Bolton also alleges the City has a policy of "failing to adequately investigate complaints of excessive force and false arrest" and "failing to discipline officers for valid complaints of excessive force and false arrest." Am. Compl. [#14] ¶ 10.1. To the extent Bolton raises these claims separately from his allegation that the City's polices are inadequate, these claims likewise fail. Bolton has failed to allege any facts which suggest the City was deliberately indifferent in failing to investigate or discipline its officers.
D. Ratification
Finally, Bolton argues APD's Chief of Police ratified the Officer Defendants' conduct because he was aware of the officers' conduct but failed to discipline them. A municipality may be held liable under a theory of ratification "[i]f the authorized policymaker approve[d] a subordinate's decision and the basis for it[.]" Praprotnik, 485 U.S. at 128. However, Fifth Circuit precedent limits the theory of ratification to "extreme factual situations." Peterson v. City of Fort Worth, 588 F.3d 838, 848 (5th Cir. 2009) (quoting Snyder v. Trepagnier, 142 F.3d 791, 798 (5th Cir. 1988)). Given this Fifth Circuit guidance, the Court concludes the instant case does not constitute an extreme factual situation under the ratification theory. Compare Grandstaff v.
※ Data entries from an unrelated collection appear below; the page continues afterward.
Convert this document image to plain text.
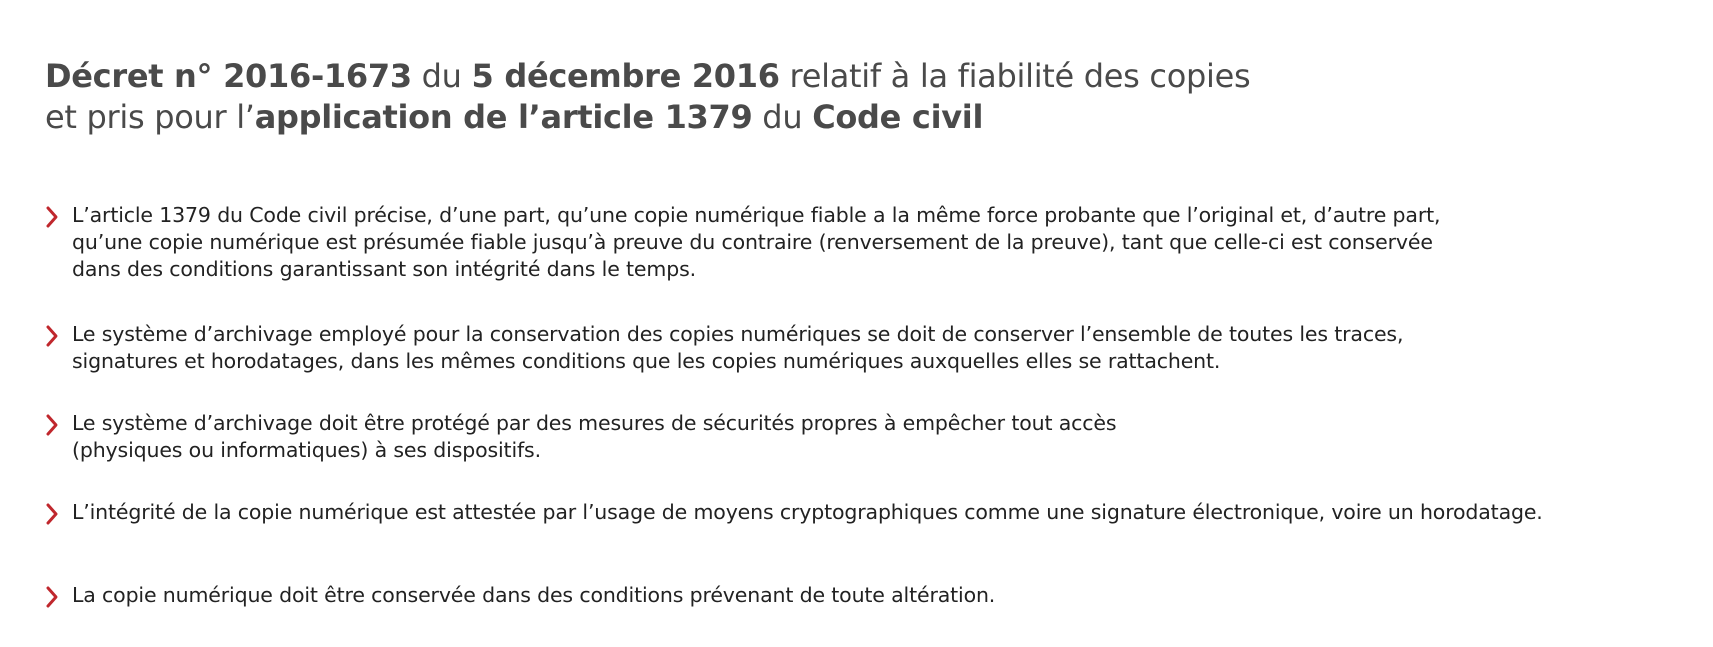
Décret n° 2016-1673 du 5 décembre 2016 relatif à la fiabilité des copies
et pris pour l’application de l’article 1379 du Code civil
L’article 1379 du Code civil précise, d’une part, qu’une copie numérique fiable a la même force probante que l’original et, d’autre part,
qu’une copie numérique est présumée fiable jusqu’à preuve du contraire (renversement de la preuve), tant que celle-ci est conservée
dans des conditions garantissant son intégrité dans le temps.
Le système d’archivage employé pour la conservation des copies numériques se doit de conserver l’ensemble de toutes les traces,
signatures et horodatages, dans les mêmes conditions que les copies numériques auxquelles elles se rattachent.
Le système d’archivage doit être protégé par des mesures de sécurités propres à empêcher tout accès
(physiques ou informatiques) à ses dispositifs.
L’intégrité de la copie numérique est attestée par l’usage de moyens cryptographiques comme une signature électronique, voire un horodatage.
La copie numérique doit être conservée dans des conditions prévenant de toute altération.
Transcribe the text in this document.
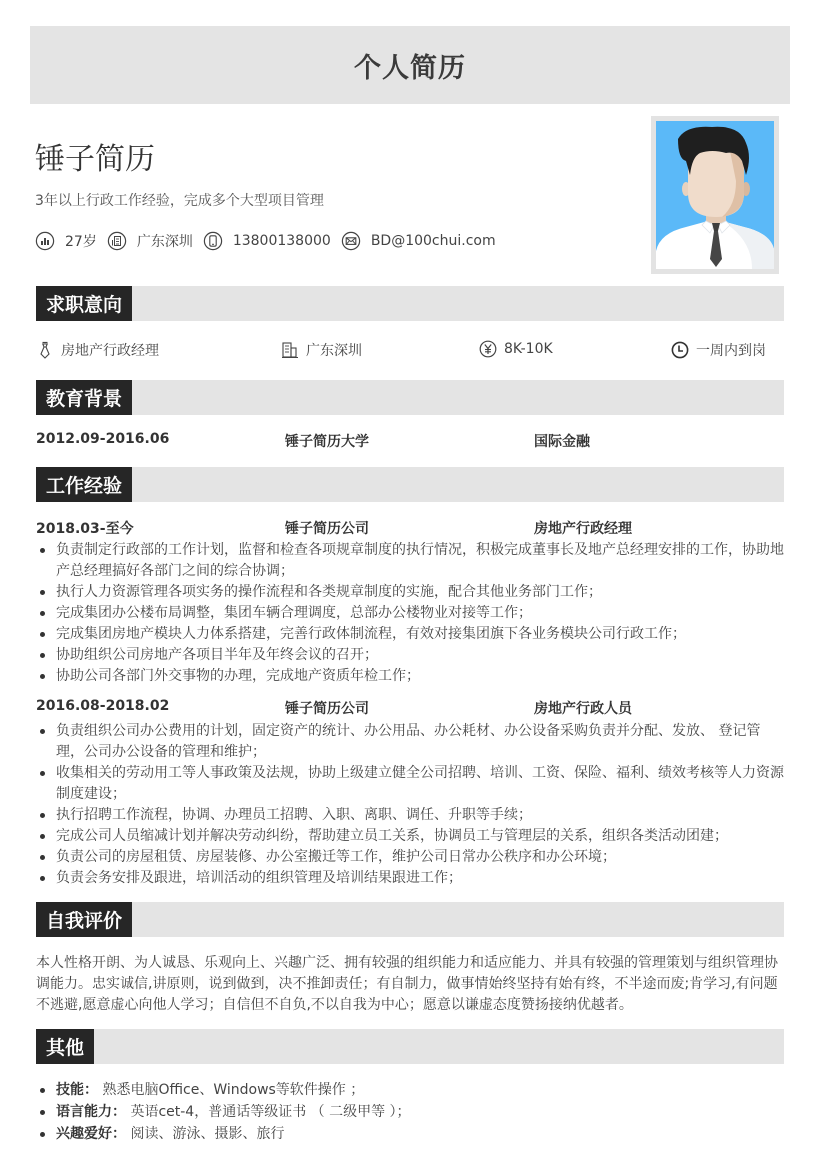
个人简历
锤子简历
3年以上行政工作经验，完成多个大型项目管理
27岁	广东深圳	13800138000	BD@100chui.com
求职意向
房地产行政经理	广东深圳	8K-10K	一周内到岗
教育背景
2012.09-2016.06	锤子简历大学	国际金融
工作经验
2018.03-至今	锤子简历公司	房地产行政经理
负责制定行政部的工作计划，监督和检查各项规章制度的执行情况，积极完成董事长及地产总经理安排的工作，协助地产总经理搞好各部门之间的综合协调；
执行人力资源管理各项实务的操作流程和各类规章制度的实施，配合其他业务部门工作；
完成集团办公楼布局调整，集团车辆合理调度，总部办公楼物业对接等工作；
完成集团房地产模块人力体系搭建，完善行政体制流程，有效对接集团旗下各业务模块公司行政工作；
协助组织公司房地产各项目半年及年终会议的召开；
协助公司各部门外交事物的办理，完成地产资质年检工作；
2016.08-2018.02	锤子简历公司	房地产行政人员
负责组织公司办公费用的计划，固定资产的统计、办公用品、办公耗材、办公设备采购负责并分配、发放、 登记管理，公司办公设备的管理和维护；
收集相关的劳动用工等人事政策及法规，协助上级建立健全公司招聘、培训、工资、保险、福利、绩效考核等人力资源制度建设；
执行招聘工作流程，协调、办理员工招聘、入职、离职、调任、升职等手续；
完成公司人员缩减计划并解决劳动纠纷，帮助建立员工关系，协调员工与管理层的关系，组织各类活动团建；
负责公司的房屋租赁、房屋装修、办公室搬迁等工作，维护公司日常办公秩序和办公环境；
负责会务安排及跟进，培训活动的组织管理及培训结果跟进工作；
自我评价
本人性格开朗、为人诚恳、乐观向上、兴趣广泛、拥有较强的组织能力和适应能力、并具有较强的管理策划与组织管理协调能力。忠实诚信,讲原则，说到做到，决不推卸责任；有自制力，做事情始终坚持有始有终，不半途而废;肯学习,有问题不逃避,愿意虚心向他人学习；自信但不自负,不以自我为中心；愿意以谦虚态度赞扬接纳优越者。
其他
技能： 熟悉电脑Office、Windows等软件操作 ；
语言能力： 英语cet-4，普通话等级证书 （ 二级甲等 ）；
兴趣爱好： 阅读、游泳、摄影、旅行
City of Borger, 767 F.2d 161, 168, 171 (5th Cir. 1985) (holding the city liable for the actions of a group of officers who mistook the plaintiff for a fugitive and killed him by "pour[ing] their gunfire at [his] truck"), with Snyder, 142 F.3d at 798 (refusing to find ratification where the officer shot fleeing suspect in the back) and Peterson, 588 F.3d at 848 (concluding the case did not present an extreme factual situation where the officers may have used excessive force in dragging the plaintiff from his car while he was sleeping). Moreover, it is well-established that "policymakers who simply go along with a subordinate's decision do not thereby vest final policymaking authority in the subordinate, nor does a mere failure to investigate the basis of a subordinate's discretionary decisions amount to such a delegation." Milam v. City of San Antonio, 113 F. App'x 622, 627 (5th Cir. 2004) (quotation and citation omitted). Bolton has failed to plead facts showing this case presents an extreme factual situation which merits holding the City liable under a theory of ratification.
Conclusion
Because Bolton has failed to plausibly state a claim against the City, the Court dismisses his § 1983 municipal liability claims without prejudice.
Accordingly,
IT IS ORDERED that Defendants' Motion to Dismiss [#19] is GRANTED; and
IT IS FINALLY ORDERED that the municipal liability claims brought by Plaintiff Grady Bolton against Defendant City of Austin are DISMISSED WITHOUT PREJUDICE.
SIGNED this the 26th day of June 2017.